Unidad de Genética Molecular, Hospital Universitario Ramón y Cajal, Instituto Ramón y Cajal de Investigación Sanitaria (IRYCIS), Madrid, Spain ; Centro de Investigación Biomédica en Red de Enfermedades Raras (CIBERER), Madrid, Spain.
PLoS One. 2013 Sep 6;8(9):e73566. doi: 10.1371/journal.pone.0073566. eCollection 2013.
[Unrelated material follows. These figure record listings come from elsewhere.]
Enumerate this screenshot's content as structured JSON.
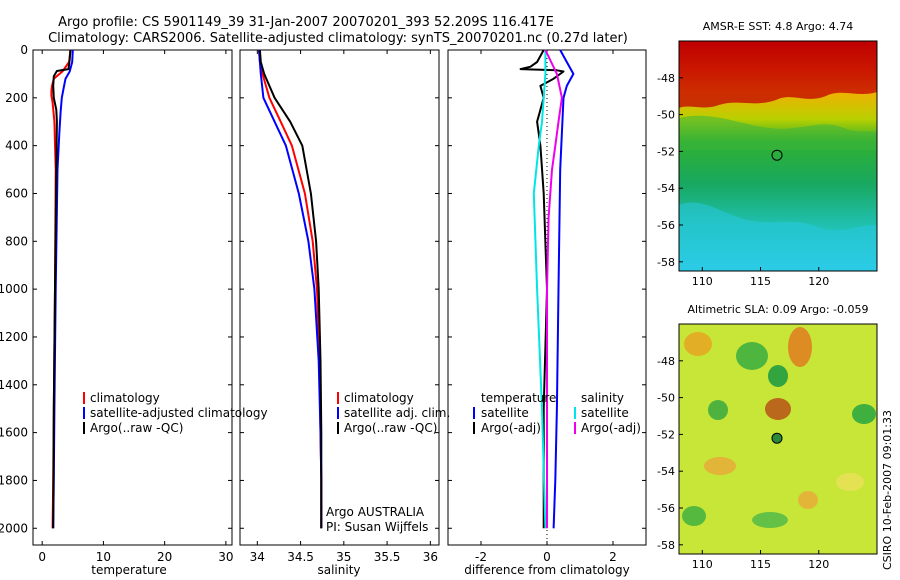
{
  "header": {
    "line1": "Argo profile: CS 5901149_39 31-Jan-2007 20070201_393 52.209S 116.417E",
    "line2": "Climatology: CARS2006. Satellite-adjusted climatology: synTS_20070201.nc (0.27d later)"
  },
  "chart_data": [
    {
      "type": "line",
      "id": "temperature",
      "xlabel": "temperature",
      "ylim": [
        2070,
        0
      ],
      "xlim": [
        -1.5,
        31
      ],
      "xticks": [
        0,
        10,
        20,
        30
      ],
      "yticks": [
        0,
        200,
        400,
        600,
        800,
        1000,
        1200,
        1400,
        1600,
        1800,
        2000
      ],
      "series": [
        {
          "name": "climatology",
          "color": "#ff0000",
          "x": [
            4.6,
            4.4,
            3.3,
            1.9,
            1.6,
            1.5,
            1.5,
            1.7,
            2.0,
            2.2,
            2.1,
            1.9,
            1.8,
            1.7
          ],
          "y": [
            0,
            50,
            90,
            120,
            150,
            170,
            190,
            220,
            300,
            500,
            1000,
            1500,
            1800,
            2000
          ]
        },
        {
          "name": "satellite-adjusted climatology",
          "color": "#0000ff",
          "x": [
            5.0,
            4.9,
            4.5,
            3.8,
            3.5,
            3.2,
            3.0,
            2.8,
            2.5,
            2.2,
            2.0,
            1.9,
            1.8
          ],
          "y": [
            0,
            50,
            90,
            120,
            160,
            200,
            260,
            350,
            500,
            1000,
            1500,
            1800,
            2000
          ]
        },
        {
          "name": "Argo(..raw -QC)",
          "color": "#000000",
          "x": [
            4.6,
            4.5,
            4.3,
            2.4,
            1.9,
            1.8,
            1.9,
            2.3,
            2.4,
            2.3,
            2.1,
            1.9,
            1.8
          ],
          "y": [
            0,
            40,
            80,
            88,
            110,
            150,
            200,
            250,
            300,
            500,
            1000,
            1500,
            2000
          ]
        }
      ]
    },
    {
      "type": "line",
      "id": "salinity",
      "xlabel": "salinity",
      "ylim": [
        2070,
        0
      ],
      "xlim": [
        33.8,
        36.1
      ],
      "xticks": [
        34,
        34.5,
        35,
        35.5,
        36
      ],
      "series": [
        {
          "name": "climatology",
          "color": "#ff0000",
          "x": [
            34.02,
            34.03,
            34.06,
            34.14,
            34.27,
            34.4,
            34.55,
            34.64,
            34.69,
            34.72,
            34.73,
            34.74,
            34.74
          ],
          "y": [
            0,
            50,
            100,
            200,
            300,
            400,
            600,
            800,
            1000,
            1300,
            1600,
            1800,
            2000
          ]
        },
        {
          "name": "satellite adj. clim.",
          "color": "#0000ff",
          "x": [
            34.02,
            34.03,
            34.04,
            34.07,
            34.2,
            34.33,
            34.48,
            34.59,
            34.66,
            34.71,
            34.73,
            34.74,
            34.74
          ],
          "y": [
            0,
            50,
            100,
            200,
            300,
            400,
            600,
            800,
            1000,
            1300,
            1600,
            1800,
            2000
          ]
        },
        {
          "name": "Argo(..raw -QC)",
          "color": "#000000",
          "x": [
            34.03,
            34.04,
            34.08,
            34.2,
            34.38,
            34.52,
            34.62,
            34.68,
            34.71,
            34.73,
            34.74,
            34.74,
            34.74
          ],
          "y": [
            0,
            50,
            100,
            200,
            300,
            400,
            600,
            800,
            1000,
            1300,
            1600,
            1800,
            2000
          ]
        }
      ]
    },
    {
      "type": "line",
      "id": "difference",
      "xlabel": "difference from climatology",
      "ylim": [
        2070,
        0
      ],
      "xlim": [
        -3,
        3
      ],
      "xticks": [
        -2,
        0,
        2
      ],
      "series": [
        {
          "name": "temperature satellite",
          "color": "#0000ff",
          "x": [
            0.4,
            0.6,
            0.8,
            0.6,
            0.5,
            0.4,
            0.35,
            0.3,
            0.25,
            0.2
          ],
          "y": [
            0,
            50,
            100,
            150,
            200,
            500,
            1000,
            1500,
            1800,
            2000
          ]
        },
        {
          "name": "temperature Argo(-adj)",
          "color": "#000000",
          "x": [
            -0.1,
            -0.3,
            -0.5,
            -0.8,
            0.3,
            0.5,
            0.2,
            -0.2,
            -0.1,
            -0.3,
            -0.2,
            -0.1,
            0.0,
            -0.1,
            -0.1,
            -0.1
          ],
          "y": [
            0,
            50,
            70,
            80,
            85,
            90,
            120,
            150,
            200,
            300,
            400,
            600,
            1000,
            1500,
            1800,
            2000
          ]
        },
        {
          "name": "salinity satellite",
          "color": "#00e5e5",
          "x": [
            -0.05,
            -0.05,
            -0.1,
            -0.15,
            -0.25,
            -0.4,
            -0.3,
            -0.15,
            -0.05
          ],
          "y": [
            0,
            100,
            200,
            300,
            400,
            600,
            1000,
            1500,
            2000
          ]
        },
        {
          "name": "salinity Argo(-adj)",
          "color": "#ee00ee",
          "x": [
            -0.05,
            0.3,
            0.45,
            0.35,
            0.25,
            0.15,
            0.05,
            0.0,
            0.0
          ],
          "y": [
            0,
            100,
            200,
            300,
            400,
            500,
            700,
            1000,
            2000
          ]
        }
      ]
    }
  ],
  "legends": {
    "temperature": [
      "climatology",
      "satellite-adjusted climatology",
      "Argo(..raw -QC)"
    ],
    "salinity": [
      "climatology",
      "satellite adj. clim.",
      "Argo(..raw -QC)"
    ],
    "diff_col1_title": "temperature",
    "diff_col2_title": "salinity",
    "diff_col1": [
      "satellite",
      "Argo(-adj)"
    ],
    "diff_col2": [
      "satellite",
      "Argo(-adj)"
    ]
  },
  "credits": {
    "line1": "Argo AUSTRALIA",
    "line2": "PI: Susan Wijffels"
  },
  "maps": [
    {
      "id": "sst",
      "title": "AMSR-E SST: 4.8 Argo: 4.74",
      "xticks": [
        110,
        115,
        120
      ],
      "yticks": [
        -48,
        -50,
        -52,
        -54,
        -56,
        -58
      ],
      "xlim": [
        108,
        125
      ],
      "ylim": [
        -58.5,
        -46
      ]
    },
    {
      "id": "sla",
      "title": "Altimetric SLA: 0.09 Argo: -0.059",
      "xticks": [
        110,
        115,
        120
      ],
      "yticks": [
        -48,
        -50,
        -52,
        -54,
        -56,
        -58
      ],
      "xlim": [
        108,
        125
      ],
      "ylim": [
        -58.5,
        -46
      ]
    }
  ],
  "float_position": {
    "lon": 116.417,
    "lat": -52.209
  },
  "stamp": "CSIRO 10-Feb-2007 09:01:33"
}
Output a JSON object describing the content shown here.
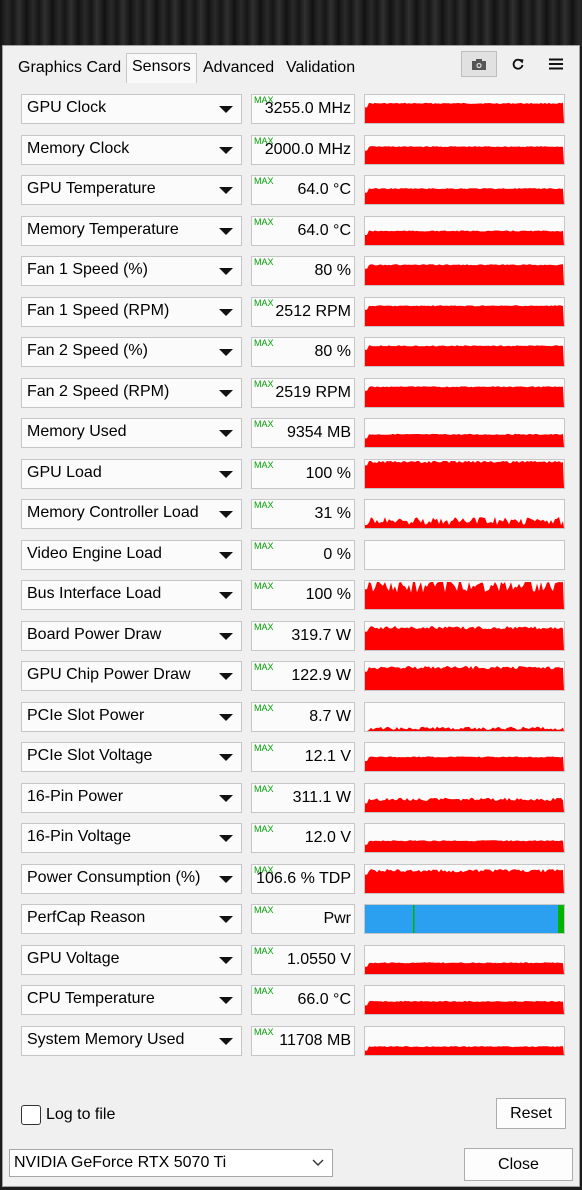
{
  "tabs": [
    "Graphics Card",
    "Sensors",
    "Advanced",
    "Validation"
  ],
  "active_tab": "Sensors",
  "toolbar": {
    "camera_icon": "camera-icon",
    "refresh_icon": "refresh-icon",
    "menu_icon": "hamburger-menu-icon"
  },
  "max_label": "MAX",
  "colors": {
    "graph_red": "#ff0000",
    "perfcap_blue": "#2b9ff0",
    "perfcap_green": "#00b400",
    "max_green": "#00a000"
  },
  "sensors": [
    {
      "name": "GPU Clock",
      "value": "3255.0 MHz",
      "level": 0.7
    },
    {
      "name": "Memory Clock",
      "value": "2000.0 MHz",
      "level": 0.62
    },
    {
      "name": "GPU Temperature",
      "value": "64.0 °C",
      "level": 0.55
    },
    {
      "name": "Memory Temperature",
      "value": "64.0 °C",
      "level": 0.5
    },
    {
      "name": "Fan 1 Speed (%)",
      "value": "80 %",
      "level": 0.72
    },
    {
      "name": "Fan 1 Speed (RPM)",
      "value": "2512 RPM",
      "level": 0.72
    },
    {
      "name": "Fan 2 Speed (%)",
      "value": "80 %",
      "level": 0.72
    },
    {
      "name": "Fan 2 Speed (RPM)",
      "value": "2519 RPM",
      "level": 0.72
    },
    {
      "name": "Memory Used",
      "value": "9354 MB",
      "level": 0.45
    },
    {
      "name": "GPU Load",
      "value": "100 %",
      "level": 0.95
    },
    {
      "name": "Memory Controller Load",
      "value": "31 %",
      "level": 0.25
    },
    {
      "name": "Video Engine Load",
      "value": "0 %",
      "level": 0.0
    },
    {
      "name": "Bus Interface Load",
      "value": "100 %",
      "level": 0.85
    },
    {
      "name": "Board Power Draw",
      "value": "319.7 W",
      "level": 0.8
    },
    {
      "name": "GPU Chip Power Draw",
      "value": "122.9 W",
      "level": 0.8
    },
    {
      "name": "PCIe Slot Power",
      "value": "8.7 W",
      "level": 0.1
    },
    {
      "name": "PCIe Slot Voltage",
      "value": "12.1 V",
      "level": 0.5
    },
    {
      "name": "16-Pin Power",
      "value": "311.1 W",
      "level": 0.45
    },
    {
      "name": "16-Pin Voltage",
      "value": "12.0 V",
      "level": 0.4
    },
    {
      "name": "Power Consumption (%)",
      "value": "106.6 % TDP",
      "level": 0.8
    },
    {
      "name": "PerfCap Reason",
      "value": "Pwr",
      "level": 1.0
    },
    {
      "name": "GPU Voltage",
      "value": "1.0550 V",
      "level": 0.4
    },
    {
      "name": "CPU Temperature",
      "value": "66.0 °C",
      "level": 0.45
    },
    {
      "name": "System Memory Used",
      "value": "11708 MB",
      "level": 0.3
    }
  ],
  "log_to_file": {
    "label": "Log to file",
    "checked": false
  },
  "reset_label": "Reset",
  "gpu_select": {
    "value": "NVIDIA GeForce RTX 5070 Ti"
  },
  "close_label": "Close"
}
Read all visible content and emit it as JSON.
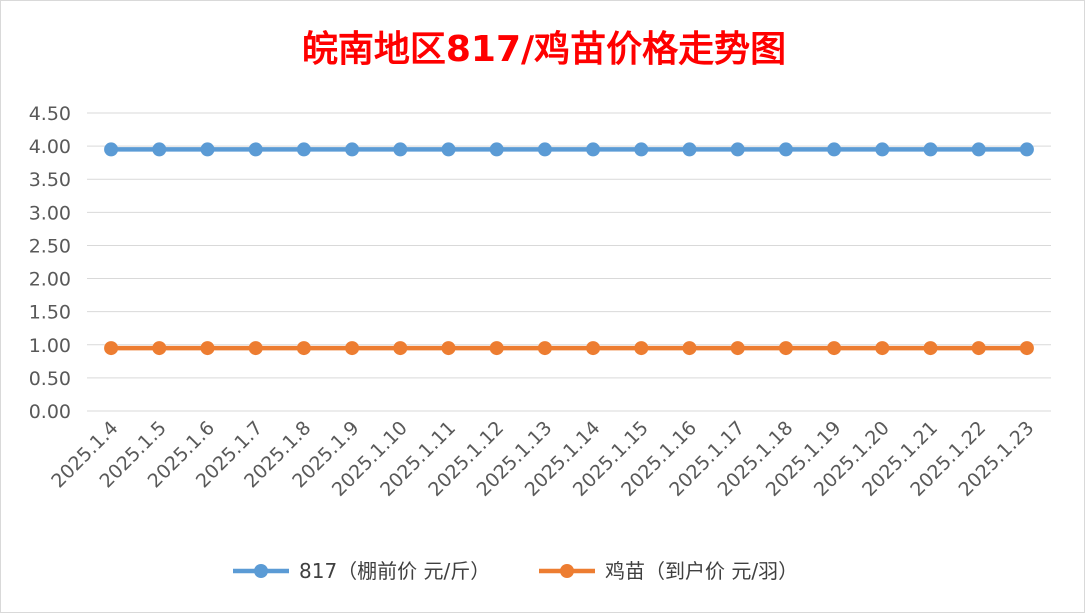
{
  "chart_data": {
    "type": "line",
    "title": "皖南地区817/鸡苗价格走势图",
    "title_color": "#ff0000",
    "categories": [
      "2025.1.4",
      "2025.1.5",
      "2025.1.6",
      "2025.1.7",
      "2025.1.8",
      "2025.1.9",
      "2025.1.10",
      "2025.1.11",
      "2025.1.12",
      "2025.1.13",
      "2025.1.14",
      "2025.1.15",
      "2025.1.16",
      "2025.1.17",
      "2025.1.18",
      "2025.1.19",
      "2025.1.20",
      "2025.1.21",
      "2025.1.22",
      "2025.1.23"
    ],
    "series": [
      {
        "name": "817（棚前价 元/斤）",
        "color": "#5b9bd5",
        "values": [
          3.95,
          3.95,
          3.95,
          3.95,
          3.95,
          3.95,
          3.95,
          3.95,
          3.95,
          3.95,
          3.95,
          3.95,
          3.95,
          3.95,
          3.95,
          3.95,
          3.95,
          3.95,
          3.95,
          3.95
        ]
      },
      {
        "name": "鸡苗（到户价 元/羽）",
        "color": "#ed7d31",
        "values": [
          0.95,
          0.95,
          0.95,
          0.95,
          0.95,
          0.95,
          0.95,
          0.95,
          0.95,
          0.95,
          0.95,
          0.95,
          0.95,
          0.95,
          0.95,
          0.95,
          0.95,
          0.95,
          0.95,
          0.95
        ]
      }
    ],
    "y_ticks": [
      "0.00",
      "0.50",
      "1.00",
      "1.50",
      "2.00",
      "2.50",
      "3.00",
      "3.50",
      "4.00",
      "4.50"
    ],
    "ylim": [
      0,
      4.5
    ],
    "grid": true,
    "legend_position": "bottom"
  }
}
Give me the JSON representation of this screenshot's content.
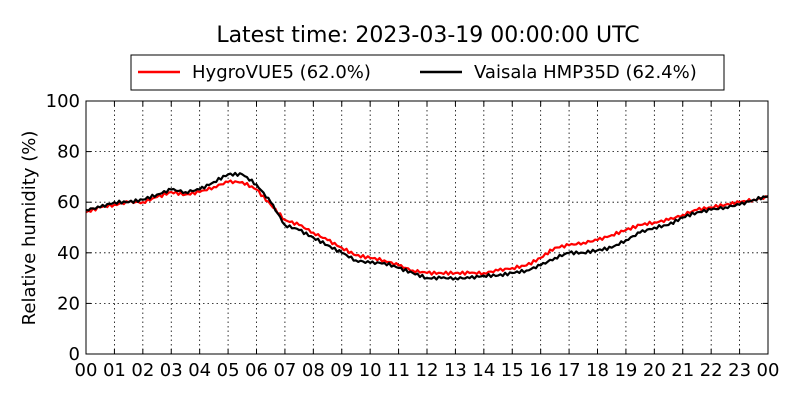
{
  "chart_data": {
    "type": "line",
    "title": "Latest time: 2023-03-19 00:00:00 UTC",
    "xlabel": "",
    "ylabel": "Relative humidity (%)",
    "xlim": [
      0,
      24
    ],
    "ylim": [
      0,
      100
    ],
    "grid": true,
    "legend_placement": "top",
    "x_ticks": [
      "00",
      "01",
      "02",
      "03",
      "04",
      "05",
      "06",
      "07",
      "08",
      "09",
      "10",
      "11",
      "12",
      "13",
      "14",
      "15",
      "16",
      "17",
      "18",
      "19",
      "20",
      "21",
      "22",
      "23",
      "00"
    ],
    "y_ticks": [
      0,
      20,
      40,
      60,
      80,
      100
    ],
    "series": [
      {
        "name": "HygroVUE5 (62.0%)",
        "color": "#ff0000",
        "x": [
          0,
          0.5,
          1,
          1.5,
          2,
          2.5,
          3,
          3.5,
          4,
          4.5,
          5,
          5.5,
          6,
          6.5,
          7,
          7.5,
          8,
          8.5,
          9,
          9.5,
          10,
          10.5,
          11,
          11.5,
          12,
          12.5,
          13,
          13.5,
          14,
          14.5,
          15,
          15.5,
          16,
          16.5,
          17,
          17.5,
          18,
          18.5,
          19,
          19.5,
          20,
          20.5,
          21,
          21.5,
          22,
          22.5,
          23,
          23.5,
          24
        ],
        "values": [
          56,
          58,
          59,
          60,
          60,
          62,
          64,
          63,
          64,
          66,
          68,
          68,
          65,
          59,
          53,
          51,
          48,
          45,
          42,
          39,
          38,
          37,
          35,
          33,
          32,
          32,
          32,
          32,
          32,
          33,
          34,
          35,
          38,
          42,
          43,
          44,
          45,
          47,
          49,
          51,
          52,
          53,
          55,
          57,
          58,
          59,
          60,
          61,
          62
        ]
      },
      {
        "name": "Vaisala HMP35D (62.4%)",
        "color": "#000000",
        "x": [
          0,
          0.5,
          1,
          1.5,
          2,
          2.5,
          3,
          3.5,
          4,
          4.5,
          5,
          5.5,
          6,
          6.5,
          7,
          7.5,
          8,
          8.5,
          9,
          9.5,
          10,
          10.5,
          11,
          11.5,
          12,
          12.5,
          13,
          13.5,
          14,
          14.5,
          15,
          15.5,
          16,
          16.5,
          17,
          17.5,
          18,
          18.5,
          19,
          19.5,
          20,
          20.5,
          21,
          21.5,
          22,
          22.5,
          23,
          23.5,
          24
        ],
        "values": [
          57,
          58,
          60,
          60,
          61,
          63,
          65,
          64,
          65,
          68,
          71,
          71,
          67,
          60,
          51,
          49,
          46,
          43,
          40,
          37,
          36,
          36,
          34,
          32,
          30,
          30,
          30,
          30,
          31,
          31,
          32,
          33,
          35,
          38,
          40,
          40,
          41,
          42,
          45,
          48,
          50,
          51,
          54,
          56,
          57,
          58,
          59,
          61,
          62.4
        ]
      }
    ]
  }
}
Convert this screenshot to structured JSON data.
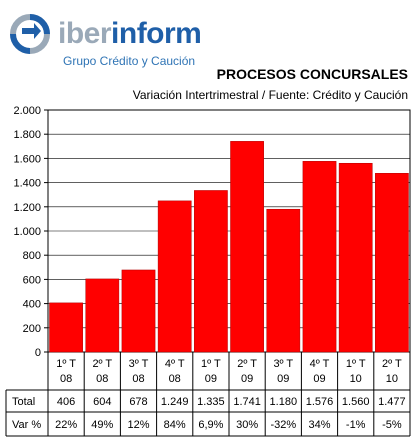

The DFNB1 subtype of autosomal recessive, nonsyndromic hearing impairment, caused by mutations affecting the GJB2 (connexin-26) [corrected] gene, is highly prevalent in most populations worldwide. DFNB1 hearing impairment is mostly severe or profound and usually appears before the acquisition of speech (prelingual onset), though a small number of hypomorphic missense mutations result in mild or moderate deafness of postlingual onset. We identified a novel GJB2 splice-site mutation, c. -22-2A>C, in three siblings with mild postlingual hearing impairment that were compound heterozygous for c. -22-2A>C and c.35delG. Reverse transcriptase-PCR experiments performed on total RNA extracted from saliva samples from one of these siblings confirmed that c. -22-2A>C abolished the acceptor splice site of the single GJB2 intron, resulting in the absence of normally processed transcripts from this allele. However, we did isolate transcripts from the c. -22-2A>C allele that keep an intact GJB2 coding region and that were generated by use of an alternative acceptor splice site previously unknown. The residual expression of wild-type connexin-26 [corrected] encoded by these transcripts probably underlies the mild severity and late onset of the hearing impairment of these subjects.
常染色体隐性遗传非综合征型听力损失的 DFNB1 亚型,由影响 GJB2(连接蛋白 26)[校正]基因的突变引起,在世界大多数人群中高度流行。DFNB1 听力损失大多为重度或极重度,通常在言语习得之前出现(语前发病),尽管少数低功能错义突变导致语后发病的轻度或中度耳聋。我们在 3 名具有轻度语后听力损失的兄弟姐妹中发现了一种新的 GJB2 剪接位点突变 c.-22-2A>C,他们是 c.-22-2A>C 和 c.35delG 的复合杂合子。对其中一位兄弟姐妹唾液样本总 RNA 进行的逆转录 PCR 实验证实,c.-22-2A>C 消除了单个 GJB2 内含子的受体剪接位点,导致该等位基因中正常加工的转录本缺失。然而,我们确实从 c.-22-2A>C 等位基因中分离出了保留完整 GJB2 编码区的转录本,这些转录本是通过使用以前未知的替代受体剪接位点产生的。这些转录本编码的野生型连接蛋白 26[校正]的残留表达可能是这些受试者听力损失程度较轻和发病较晚的原因。